Taipei, May 8 (CNA) Fourteen people died in 2011 after being infected with an antibiotic resistant bacterium recently detected at two hospitals in northern Taiwan, the Centers for Disease Control (CDC) said Tuesday.

Of the 13 hospitals around Taiwan voluntarily participating in a program that monitors drug-resistant bacteria, two were found to have outbreaks of a drug-resistant bacterium known as Klebsiella pneumoniae carbapenemase, according to tests from a CDC laboratory.

Fourteen of 27 people infected at the hospitals have died, the CDC said, adding that 16 of the 512 strains of bacteria being monitored contained an antibiotic-resistant enzyme.

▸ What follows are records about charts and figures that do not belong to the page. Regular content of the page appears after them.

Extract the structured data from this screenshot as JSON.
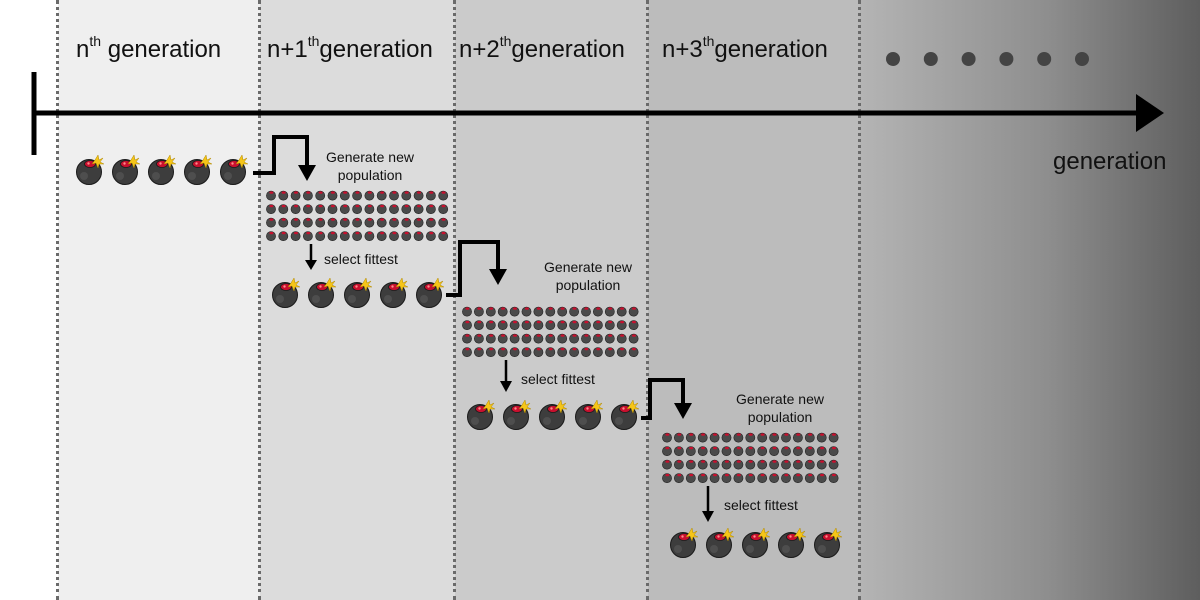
{
  "generations": [
    {
      "prefix": "n",
      "sup": "th",
      "word": " generation"
    },
    {
      "prefix": "n+1",
      "sup": "th",
      "word": "generation"
    },
    {
      "prefix": "n+2",
      "sup": "th",
      "word": "generation"
    },
    {
      "prefix": "n+3",
      "sup": "th",
      "word": "generation"
    }
  ],
  "axis_label": "generation",
  "ellipsis_dots": 6,
  "steps": [
    {
      "generate_line1": "Generate new",
      "generate_line2": "population",
      "select_label": "select fittest"
    },
    {
      "generate_line1": "Generate new",
      "generate_line2": "population",
      "select_label": "select fittest"
    },
    {
      "generate_line1": "Generate new",
      "generate_line2": "population",
      "select_label": "select fittest"
    }
  ],
  "individuals_per_selection": 5,
  "population_rows": 4,
  "colors": {
    "bomb_body": "#3d3d3d",
    "bomb_highlight": "#6e6e6e",
    "bomb_cap": "#c8102e",
    "bomb_spark": "#f5c518",
    "axis": "#000000",
    "ellipsis": "#444444"
  },
  "icons": {
    "individual": "bomb-icon",
    "generate_arrow": "step-arrow-icon",
    "select_arrow": "down-arrow-icon"
  }
}
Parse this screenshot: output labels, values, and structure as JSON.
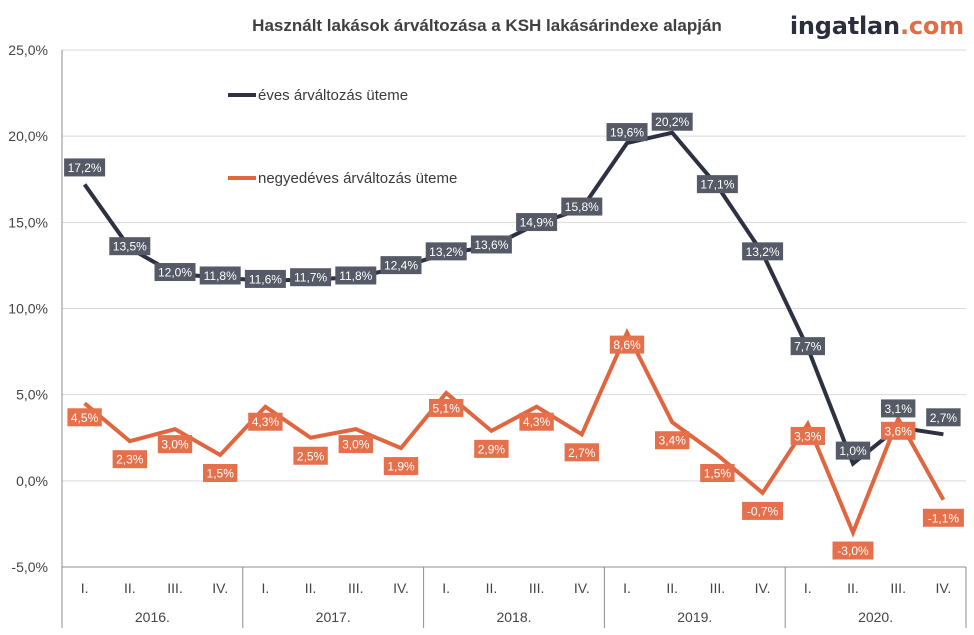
{
  "header": {
    "logo_main": "ingatlan",
    "logo_tld": ".com"
  },
  "colors": {
    "annual": "#2d3142",
    "annual_label_bg": "#555a66",
    "quarterly": "#e06640",
    "quarterly_label_bg": "#e4704c",
    "grid": "#d9d9d9",
    "axis": "#8c8c8c"
  },
  "chart_data": {
    "type": "line",
    "title": "Használt lakások árváltozása a KSH lakásárindexe alapján",
    "ylim": [
      -5,
      25
    ],
    "y_ticks": [
      "-5,0%",
      "0,0%",
      "5,0%",
      "10,0%",
      "15,0%",
      "20,0%",
      "25,0%"
    ],
    "y_tick_values": [
      -5,
      0,
      5,
      10,
      15,
      20,
      25
    ],
    "categories": [
      "I.",
      "II.",
      "III.",
      "IV.",
      "I.",
      "II.",
      "III.",
      "IV.",
      "I.",
      "II.",
      "III.",
      "IV.",
      "I.",
      "II.",
      "III.",
      "IV.",
      "I.",
      "II.",
      "III.",
      "IV."
    ],
    "groups": [
      "2016.",
      "2017.",
      "2018.",
      "2019.",
      "2020."
    ],
    "series": [
      {
        "name": "éves árváltozás üteme",
        "values": [
          17.2,
          13.5,
          12.0,
          11.8,
          11.6,
          11.7,
          11.8,
          12.4,
          13.2,
          13.6,
          14.9,
          15.8,
          19.6,
          20.2,
          17.1,
          13.2,
          7.7,
          1.0,
          3.1,
          2.7
        ],
        "labels": [
          "17,2%",
          "13,5%",
          "12,0%",
          "11,8%",
          "11,6%",
          "11,7%",
          "11,8%",
          "12,4%",
          "13,2%",
          "13,6%",
          "14,9%",
          "15,8%",
          "19,6%",
          "20,2%",
          "17,1%",
          "13,2%",
          "7,7%",
          "1,0%",
          "3,1%",
          "2,7%"
        ]
      },
      {
        "name": "negyedéves árváltozás üteme",
        "values": [
          4.5,
          2.3,
          3.0,
          1.5,
          4.3,
          2.5,
          3.0,
          1.9,
          5.1,
          2.9,
          4.3,
          2.7,
          8.6,
          3.4,
          1.5,
          -0.7,
          3.3,
          -3.0,
          3.6,
          -1.1
        ],
        "labels": [
          "4,5%",
          "2,3%",
          "3,0%",
          "1,5%",
          "4,3%",
          "2,5%",
          "3,0%",
          "1,9%",
          "5,1%",
          "2,9%",
          "4,3%",
          "2,7%",
          "8,6%",
          "3,4%",
          "1,5%",
          "-0,7%",
          "3,3%",
          "-3,0%",
          "3,6%",
          "-1,1%"
        ]
      }
    ],
    "legend_position": "top-left",
    "grid": true
  }
}
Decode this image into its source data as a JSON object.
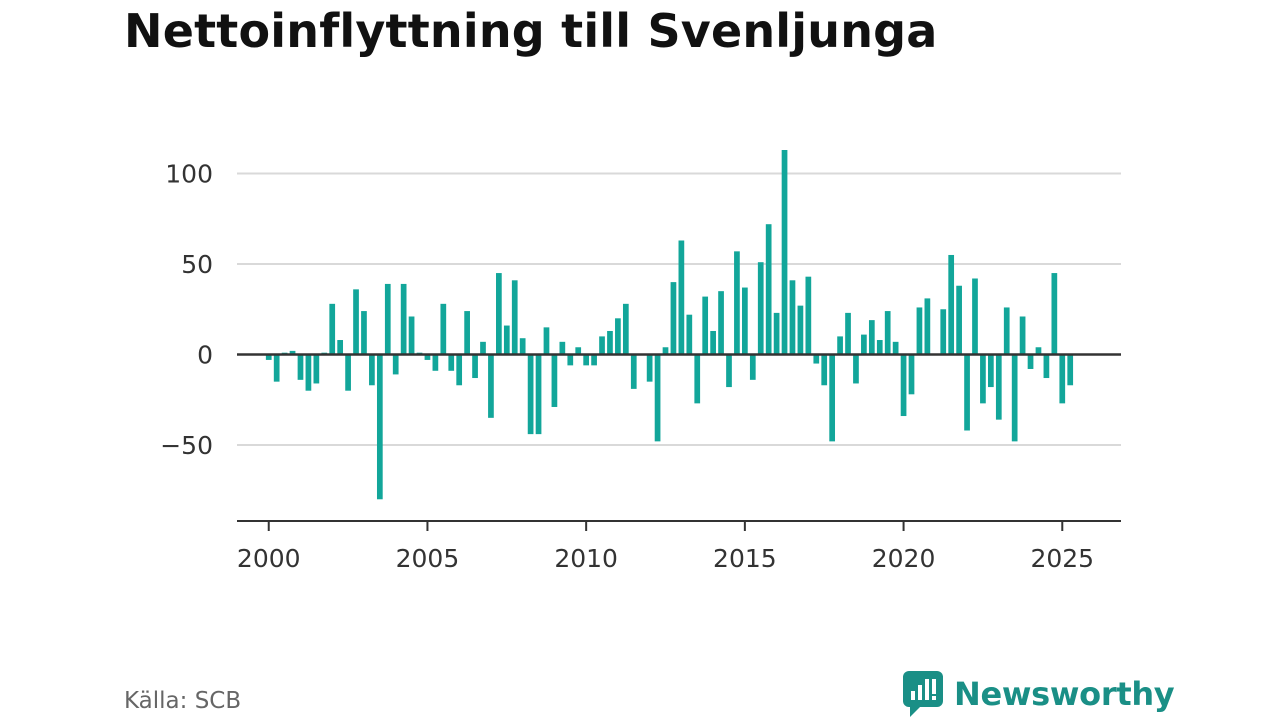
{
  "title": "Nettoinflyttning till Svenljunga",
  "source": "Källa: SCB",
  "brand": {
    "name": "Newsworthy"
  },
  "colors": {
    "bar": "#12a69a",
    "axis": "#333333",
    "grid": "#d9d9d9",
    "brand": "#1a8f86"
  },
  "chart_data": {
    "type": "bar",
    "title": "Nettoinflyttning till Svenljunga",
    "xlabel": "",
    "ylabel": "",
    "xlim": [
      1999.0,
      2026.85
    ],
    "ylim": [
      -92,
      113
    ],
    "y_ticks": [
      100,
      50,
      0,
      -50
    ],
    "y_tick_labels": [
      "100",
      "50",
      "0",
      "−50"
    ],
    "x_ticks": [
      2000,
      2005,
      2010,
      2015,
      2020,
      2025
    ],
    "x_tick_labels": [
      "2000",
      "2005",
      "2010",
      "2015",
      "2020",
      "2025"
    ],
    "grid": true,
    "frequency": "quarterly",
    "start": "2000-Q1",
    "values": [
      -3,
      -15,
      1,
      2,
      -14,
      -20,
      -16,
      1,
      28,
      8,
      -20,
      36,
      24,
      -17,
      -80,
      39,
      -11,
      39,
      21,
      1,
      -3,
      -9,
      28,
      -9,
      -17,
      24,
      -13,
      7,
      -35,
      45,
      16,
      41,
      9,
      -44,
      -44,
      15,
      -29,
      7,
      -6,
      4,
      -6,
      -6,
      10,
      13,
      20,
      28,
      -19,
      0,
      -15,
      -48,
      4,
      40,
      63,
      22,
      -27,
      32,
      13,
      35,
      -18,
      57,
      37,
      -14,
      51,
      72,
      23,
      113,
      41,
      27,
      43,
      -5,
      -17,
      -48,
      10,
      23,
      -16,
      11,
      19,
      8,
      24,
      7,
      -34,
      -22,
      26,
      31,
      0,
      25,
      55,
      38,
      -42,
      42,
      -27,
      -18,
      -36,
      26,
      -48,
      21,
      -8,
      4,
      -13,
      45,
      -27,
      -17
    ]
  }
}
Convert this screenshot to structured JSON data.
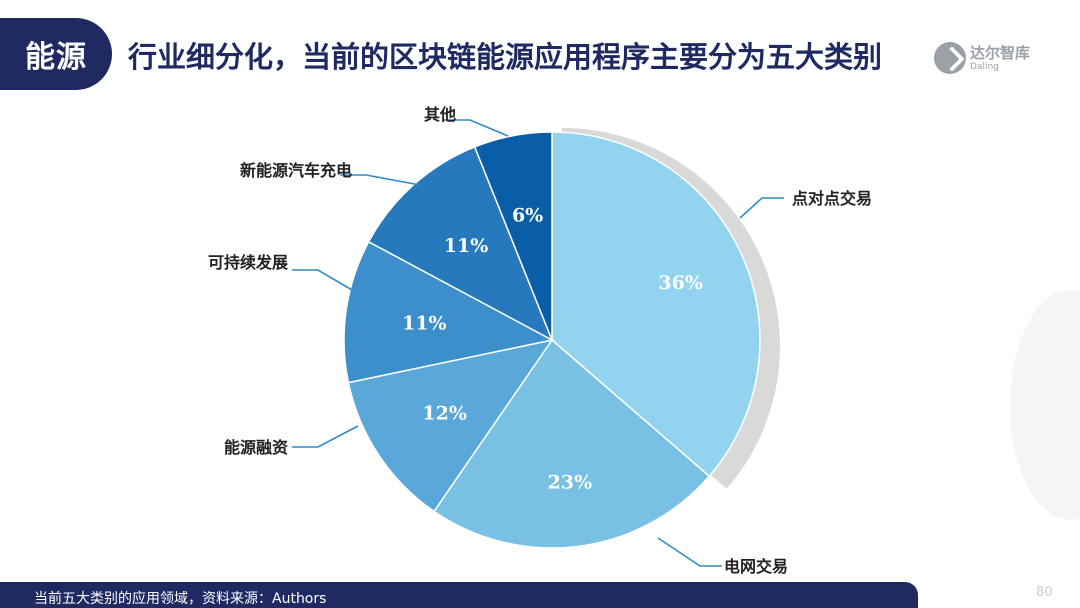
{
  "header": {
    "tab_label": "能源",
    "title": "行业细分化，当前的区块链能源应用程序主要分为五大类别"
  },
  "logo": {
    "name_cn": "达尔智库",
    "name_en": "Daling"
  },
  "footer": {
    "caption": "当前五大类别的应用领域，资料来源：Authors",
    "page_number": "80"
  },
  "chart_data": {
    "type": "pie",
    "unit": "%",
    "slices": [
      {
        "label": "点对点交易",
        "value": 36,
        "value_label": "36%",
        "color": "#92d4ef"
      },
      {
        "label": "电网交易",
        "value": 23,
        "value_label": "23%",
        "color": "#78c0e4"
      },
      {
        "label": "能源融资",
        "value": 12,
        "value_label": "12%",
        "color": "#5aa8da"
      },
      {
        "label": "可持续发展",
        "value": 11,
        "value_label": "11%",
        "color": "#3d8fcb"
      },
      {
        "label": "新能源汽车充电",
        "value": 11,
        "value_label": "11%",
        "color": "#2679bc"
      },
      {
        "label": "其他",
        "value": 6,
        "value_label": "6%",
        "color": "#0a5ea8"
      }
    ],
    "start_angle_deg": 0,
    "direction": "clockwise",
    "label_color": "#ffffff",
    "leader_line_color": "#2e8bc9",
    "shadow_color": "#d9d9d9"
  }
}
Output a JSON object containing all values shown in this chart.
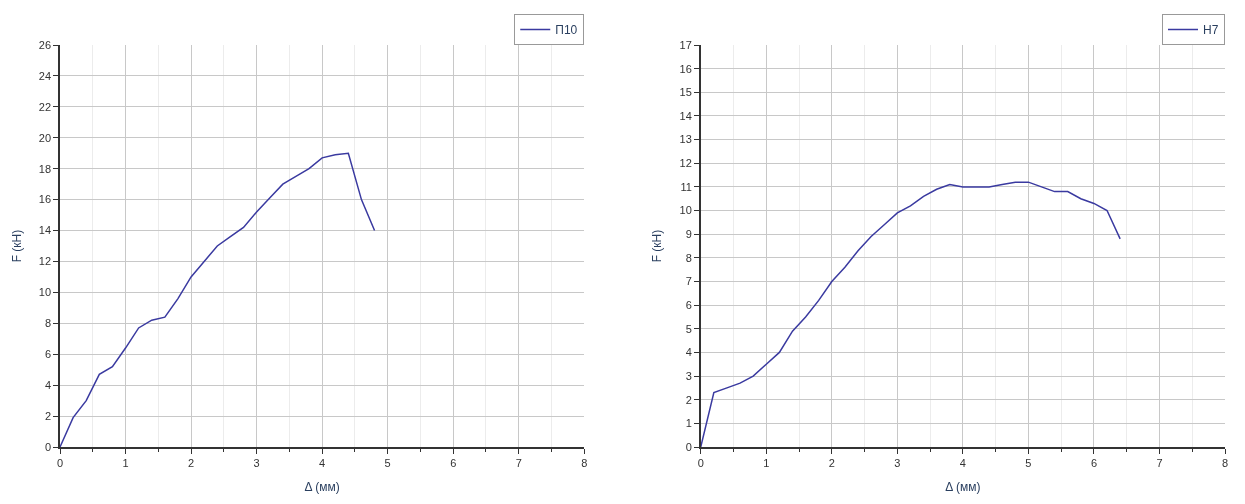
{
  "chart_data": [
    {
      "type": "line",
      "xlabel": "Δ (мм)",
      "ylabel": "F (кН)",
      "xlim": [
        0,
        8
      ],
      "xticks": [
        0,
        1,
        2,
        3,
        4,
        5,
        6,
        7,
        8
      ],
      "ylim": [
        0,
        26
      ],
      "yticks": [
        0,
        2,
        4,
        6,
        8,
        10,
        12,
        14,
        16,
        18,
        20,
        22,
        24,
        26
      ],
      "grid": true,
      "legend": "top right",
      "x": [
        0,
        0.2,
        0.4,
        0.6,
        0.8,
        1.0,
        1.2,
        1.4,
        1.6,
        1.8,
        2.0,
        2.2,
        2.4,
        2.6,
        2.8,
        3.0,
        3.2,
        3.4,
        3.6,
        3.8,
        4.0,
        4.2,
        4.4,
        4.6,
        4.8
      ],
      "series": [
        {
          "name": "П10",
          "color": "#3a3aa0",
          "values": [
            0,
            1.9,
            3.0,
            4.7,
            5.2,
            6.4,
            7.7,
            8.2,
            8.4,
            9.6,
            11.0,
            12.0,
            13.0,
            13.6,
            14.2,
            15.2,
            16.1,
            17.0,
            17.5,
            18.0,
            18.7,
            18.9,
            19.0,
            16.0,
            14.0
          ]
        }
      ]
    },
    {
      "type": "line",
      "xlabel": "Δ (мм)",
      "ylabel": "F (кН)",
      "xlim": [
        0,
        8
      ],
      "xticks": [
        0,
        1,
        2,
        3,
        4,
        5,
        6,
        7,
        8
      ],
      "ylim": [
        0,
        17
      ],
      "yticks": [
        0,
        1,
        2,
        3,
        4,
        5,
        6,
        7,
        8,
        9,
        10,
        11,
        12,
        13,
        14,
        15,
        16,
        17
      ],
      "grid": true,
      "legend": "top right",
      "x": [
        0,
        0.2,
        0.4,
        0.6,
        0.8,
        1.0,
        1.2,
        1.4,
        1.6,
        1.8,
        2.0,
        2.2,
        2.4,
        2.6,
        2.8,
        3.0,
        3.2,
        3.4,
        3.6,
        3.8,
        4.0,
        4.2,
        4.4,
        4.6,
        4.8,
        5.0,
        5.2,
        5.4,
        5.6,
        5.8,
        6.0,
        6.2,
        6.4
      ],
      "series": [
        {
          "name": "Н7",
          "color": "#3a3aa0",
          "values": [
            0,
            2.3,
            2.5,
            2.7,
            3.0,
            3.5,
            4.0,
            4.9,
            5.5,
            6.2,
            7.0,
            7.6,
            8.3,
            8.9,
            9.4,
            9.9,
            10.2,
            10.6,
            10.9,
            11.1,
            11.0,
            11.0,
            11.0,
            11.1,
            11.2,
            11.2,
            11.0,
            10.8,
            10.8,
            10.5,
            10.3,
            10.0,
            8.8
          ]
        }
      ]
    }
  ]
}
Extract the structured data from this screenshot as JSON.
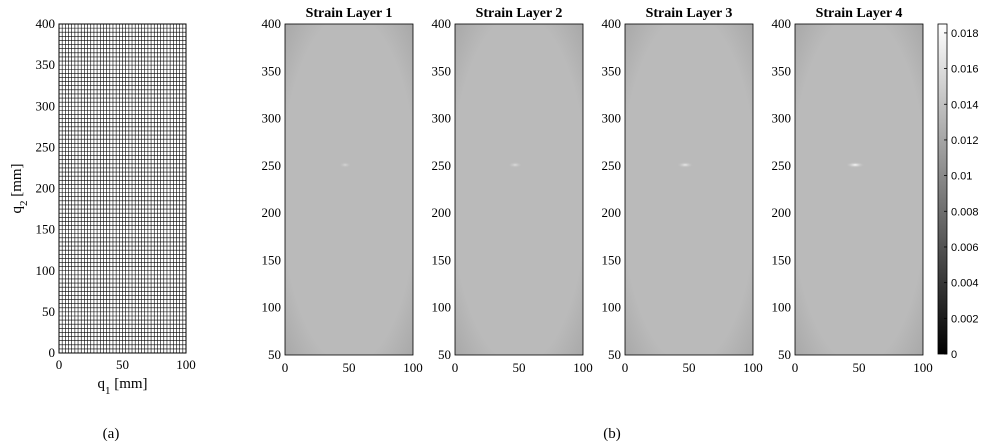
{
  "chart_data": [
    {
      "panel": "a",
      "type": "mesh",
      "caption": "(a)",
      "title": "",
      "xlabel": {
        "main": "q",
        "sub": "1",
        "unit": " [mm]"
      },
      "ylabel": {
        "main": "q",
        "sub": "2",
        "unit": " [mm]"
      },
      "xlim": [
        0,
        100
      ],
      "ylim": [
        0,
        400
      ],
      "xticks": [
        0,
        50,
        100
      ],
      "yticks": [
        0,
        50,
        100,
        150,
        200,
        250,
        300,
        350,
        400
      ],
      "grid_divisions": {
        "x": 40,
        "y": 80
      }
    },
    {
      "panel": "b",
      "type": "heatmap",
      "caption": "(b)",
      "xlim": [
        0,
        100
      ],
      "ylim": [
        50,
        400
      ],
      "xticks": [
        0,
        50,
        100
      ],
      "yticks": [
        50,
        100,
        150,
        200,
        250,
        300,
        350,
        400
      ],
      "color_scale": "grayscale",
      "background_strain": 0.0135,
      "hotspot": {
        "x": 47,
        "y": 251
      },
      "layers": [
        {
          "title": "Strain Layer 1",
          "peak_strain": 0.0155
        },
        {
          "title": "Strain Layer 2",
          "peak_strain": 0.016
        },
        {
          "title": "Strain Layer 3",
          "peak_strain": 0.017
        },
        {
          "title": "Strain Layer 4",
          "peak_strain": 0.0182
        }
      ],
      "colorbar": {
        "min": 0,
        "max": 0.0185,
        "ticks": [
          0,
          0.002,
          0.004,
          0.006,
          0.008,
          0.01,
          0.012,
          0.014,
          0.016,
          0.018
        ],
        "tick_labels": [
          "0",
          "0.002",
          "0.004",
          "0.006",
          "0.008",
          "0.01",
          "0.012",
          "0.014",
          "0.016",
          "0.018"
        ]
      }
    }
  ]
}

The bacterium is resistant to carbapenems, an antibiotic with a broad spectrum of antibacterial activity, and partly resistant to two other antibiotics, said Luo Yi-chun, a doctor at the CDC.

The infection was probably spread among patients after they were infected during their hospitalization but not subsequently quarantined, said CDC official Huang Chih-ching.

Inaccurate implementation of control and preventive measures against infections could also be blamed, Huang added.

In 2010, a Taiwanese TV cameraman tested positive for the drug-resistant NDM-1 superbug, after being treated in India for a gunshot wound.

The case alarmed local hospitals and resulted in the current program.